Robustness and ruggeddness
The robustness and ruggedness of the method were investigated by deliberately changing some analytic parameters in the range of ±10%. The investigated parameters were injection volume, temperature, and concentration of phosphoric acid. Injection volume and temperature were parameters related with instrumentation and temperature was related with preparation of the mobile phase. Thus, both instrumental and personal error sources were investigated. Recovery values were calculated again for the new conditions and the results obtained are shown in Table 4. In general, when the obtained recovery values were investigated, it can be seen that the recovery values were appropriate to the 85-115 percentage rule. Especially at low concentration level, recovery values were affected by the changes. This means that if the analyte amount in the sample was at low level, the analyst should be more careful on analysis. The obtained recovery values were in the range between 88-105%, which shows that this method is robust.

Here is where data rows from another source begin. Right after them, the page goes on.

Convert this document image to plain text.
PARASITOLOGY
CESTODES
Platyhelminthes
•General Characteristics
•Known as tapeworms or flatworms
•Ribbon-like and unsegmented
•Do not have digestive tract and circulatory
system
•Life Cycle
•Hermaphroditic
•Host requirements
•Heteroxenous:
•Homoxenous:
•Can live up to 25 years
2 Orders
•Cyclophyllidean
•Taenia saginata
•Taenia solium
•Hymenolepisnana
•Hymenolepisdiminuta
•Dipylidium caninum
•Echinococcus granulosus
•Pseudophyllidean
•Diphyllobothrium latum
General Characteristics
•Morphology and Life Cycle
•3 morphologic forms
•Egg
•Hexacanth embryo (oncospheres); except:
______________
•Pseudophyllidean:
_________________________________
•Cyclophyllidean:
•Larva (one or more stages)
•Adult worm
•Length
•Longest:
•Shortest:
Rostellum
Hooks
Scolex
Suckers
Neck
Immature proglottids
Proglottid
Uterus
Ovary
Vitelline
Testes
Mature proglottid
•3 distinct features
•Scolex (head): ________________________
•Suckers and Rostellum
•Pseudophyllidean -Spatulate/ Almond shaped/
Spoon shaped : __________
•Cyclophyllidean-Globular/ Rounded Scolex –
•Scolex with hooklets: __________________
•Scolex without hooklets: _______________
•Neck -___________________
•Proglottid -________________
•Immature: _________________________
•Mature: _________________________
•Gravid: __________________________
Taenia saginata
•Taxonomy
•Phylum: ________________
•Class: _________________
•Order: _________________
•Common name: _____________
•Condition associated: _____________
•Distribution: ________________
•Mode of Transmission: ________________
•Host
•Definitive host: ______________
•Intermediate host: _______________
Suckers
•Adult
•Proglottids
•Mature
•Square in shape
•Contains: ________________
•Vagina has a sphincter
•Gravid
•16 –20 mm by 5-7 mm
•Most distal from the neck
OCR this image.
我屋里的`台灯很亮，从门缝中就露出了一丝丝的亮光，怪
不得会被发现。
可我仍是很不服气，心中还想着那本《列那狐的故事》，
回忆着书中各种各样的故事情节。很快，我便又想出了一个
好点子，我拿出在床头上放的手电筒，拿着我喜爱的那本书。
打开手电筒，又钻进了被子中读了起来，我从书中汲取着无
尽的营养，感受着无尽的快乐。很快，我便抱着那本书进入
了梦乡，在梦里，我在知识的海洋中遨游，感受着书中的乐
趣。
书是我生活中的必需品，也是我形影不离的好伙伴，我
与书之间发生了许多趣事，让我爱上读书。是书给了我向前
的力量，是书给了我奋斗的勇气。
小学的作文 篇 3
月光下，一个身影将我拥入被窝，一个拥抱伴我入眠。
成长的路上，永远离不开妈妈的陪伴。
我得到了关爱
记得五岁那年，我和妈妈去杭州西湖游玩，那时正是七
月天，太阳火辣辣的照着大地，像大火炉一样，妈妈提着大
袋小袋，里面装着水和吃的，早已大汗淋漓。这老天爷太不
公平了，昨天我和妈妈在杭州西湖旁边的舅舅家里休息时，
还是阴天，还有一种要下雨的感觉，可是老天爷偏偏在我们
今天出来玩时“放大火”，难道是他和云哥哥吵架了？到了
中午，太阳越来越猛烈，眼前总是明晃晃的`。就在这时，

Analysis of phenolic compounds in wine extract samples
The method developed and optimized was applied for analysis of eight different phenolic compound in different wine extract samples. One of the obtained chromatograms was presented in Figure 2. Table 5 shows the results for this analysis.
When the analysis results were investigated, it was seen that epigallocatechin could not be detected in these wine samples. If a comparison between the other phenolic compounds found in these wine samples is needed, it can be understood that black mulberry contains phenolic compounds, more than in other wine samples. Celep et al.20 applied total phenolic content (TPC) and total antioxidant capacity (TOAC) tests to these wine samples and they showed that black mulberry wine had higher TPC and TOAC properties than other wine samples. Analysis results of the wine samples support these TPC and TOAC test results.
CONCLUSION
This developed and validated method was applied succesfully to determine the phenolic constituents of different wine samples. Our results were in good aggreement with TPC and TOAC tests published previously. The method can also be used for the determination of the phenolic compounds of styrax liquids and different pekmez samples.
Conflict of Interest: No conflict of interest was declared by the authors.